Brian R. Jacobson, Ph.D., Professor of Visual Culture, CaltechBrian R. Jacobson is Professor of Visual Culture at the California Institute of Technology and Director of the Caltech-Huntington Program in Visual Culture. He is a historian of modern visual culture and media and their intersections with histories of science and technology. His research focuses on world making and the creation of artificial environments, from media architecture and visual representation to energy infrastructure, climate control, and terraforming.
He is the author of The Cinema of Extractions: Film Materials and Their Forms (Columbia University Press, 2025) and Studios Before the System: Architecture, Technology, and the Emergence of Cinematic Space (Columbia University Press, 2015), a finalist for the Theater Library Association's Richard Wall Memorial Award.

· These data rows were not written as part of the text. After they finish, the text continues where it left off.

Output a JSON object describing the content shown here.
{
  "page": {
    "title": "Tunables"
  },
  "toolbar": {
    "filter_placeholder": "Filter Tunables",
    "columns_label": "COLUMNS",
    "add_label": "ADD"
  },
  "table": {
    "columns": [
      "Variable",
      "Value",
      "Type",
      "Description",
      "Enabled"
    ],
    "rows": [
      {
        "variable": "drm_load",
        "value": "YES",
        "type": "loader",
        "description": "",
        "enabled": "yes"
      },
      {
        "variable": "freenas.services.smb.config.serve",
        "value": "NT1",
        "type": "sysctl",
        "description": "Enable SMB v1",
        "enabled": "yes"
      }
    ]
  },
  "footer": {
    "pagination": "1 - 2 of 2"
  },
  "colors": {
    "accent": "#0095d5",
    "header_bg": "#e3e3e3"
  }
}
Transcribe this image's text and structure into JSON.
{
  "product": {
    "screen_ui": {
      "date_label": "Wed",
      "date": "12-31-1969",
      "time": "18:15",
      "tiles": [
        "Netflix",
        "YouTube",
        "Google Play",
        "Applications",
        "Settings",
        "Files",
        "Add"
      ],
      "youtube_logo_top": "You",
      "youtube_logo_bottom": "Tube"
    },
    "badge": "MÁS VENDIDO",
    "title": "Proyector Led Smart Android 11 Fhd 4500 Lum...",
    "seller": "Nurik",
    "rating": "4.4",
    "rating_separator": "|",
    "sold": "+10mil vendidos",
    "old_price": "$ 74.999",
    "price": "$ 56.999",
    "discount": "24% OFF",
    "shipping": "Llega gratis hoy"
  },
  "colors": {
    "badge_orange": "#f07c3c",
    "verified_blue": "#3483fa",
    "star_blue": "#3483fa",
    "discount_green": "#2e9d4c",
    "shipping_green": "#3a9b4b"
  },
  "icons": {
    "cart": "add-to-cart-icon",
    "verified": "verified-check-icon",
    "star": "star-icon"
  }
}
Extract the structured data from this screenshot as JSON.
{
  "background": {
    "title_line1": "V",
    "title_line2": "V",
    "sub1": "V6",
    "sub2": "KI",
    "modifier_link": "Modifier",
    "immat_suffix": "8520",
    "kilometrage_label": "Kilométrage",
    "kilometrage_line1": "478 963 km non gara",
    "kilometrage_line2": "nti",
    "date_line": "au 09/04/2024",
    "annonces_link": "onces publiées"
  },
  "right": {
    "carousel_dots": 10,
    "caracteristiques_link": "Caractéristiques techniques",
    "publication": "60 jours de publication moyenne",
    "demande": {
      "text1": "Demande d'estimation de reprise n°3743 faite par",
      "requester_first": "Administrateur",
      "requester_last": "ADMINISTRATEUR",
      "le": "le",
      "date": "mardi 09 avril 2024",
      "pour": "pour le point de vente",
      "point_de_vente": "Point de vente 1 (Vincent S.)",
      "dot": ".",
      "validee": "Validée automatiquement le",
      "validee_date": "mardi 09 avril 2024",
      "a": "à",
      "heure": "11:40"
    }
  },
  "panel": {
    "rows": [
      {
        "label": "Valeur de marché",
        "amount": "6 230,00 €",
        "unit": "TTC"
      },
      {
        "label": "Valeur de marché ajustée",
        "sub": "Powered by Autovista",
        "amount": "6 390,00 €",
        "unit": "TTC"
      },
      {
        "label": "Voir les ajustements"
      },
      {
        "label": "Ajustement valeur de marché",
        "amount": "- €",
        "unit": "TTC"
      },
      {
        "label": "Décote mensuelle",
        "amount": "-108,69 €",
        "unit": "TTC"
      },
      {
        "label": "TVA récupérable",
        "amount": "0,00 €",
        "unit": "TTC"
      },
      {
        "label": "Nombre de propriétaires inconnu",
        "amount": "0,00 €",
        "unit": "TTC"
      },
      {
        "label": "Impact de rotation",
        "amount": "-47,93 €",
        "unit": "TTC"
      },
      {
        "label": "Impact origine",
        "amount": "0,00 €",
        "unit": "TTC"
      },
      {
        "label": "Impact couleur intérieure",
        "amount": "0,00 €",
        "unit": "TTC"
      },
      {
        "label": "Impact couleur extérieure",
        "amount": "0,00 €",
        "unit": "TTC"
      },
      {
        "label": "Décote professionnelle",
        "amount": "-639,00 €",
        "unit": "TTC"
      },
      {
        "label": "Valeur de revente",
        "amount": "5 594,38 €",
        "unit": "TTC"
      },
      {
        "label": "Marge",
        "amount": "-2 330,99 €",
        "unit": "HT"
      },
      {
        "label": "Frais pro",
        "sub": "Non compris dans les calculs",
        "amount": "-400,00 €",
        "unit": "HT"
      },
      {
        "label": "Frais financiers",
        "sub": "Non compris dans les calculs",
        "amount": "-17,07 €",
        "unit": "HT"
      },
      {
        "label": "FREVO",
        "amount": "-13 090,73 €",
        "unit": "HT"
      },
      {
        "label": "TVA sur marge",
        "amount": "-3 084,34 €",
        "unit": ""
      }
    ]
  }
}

His edited volume, In the Studio: Visual Creation and Its Material Environments (University of California Press, 2020), won the Society for Cinema and Media Studies award for Best Edited Collection and the Limina Prize for Best International Film Studies Book. With James Leo Cahill and Weihong Bao, he edited "Media Climates," the Winter 2021 issue of Representations. He is currently completing The Art of Oil in France: A Global History, 1944-1975.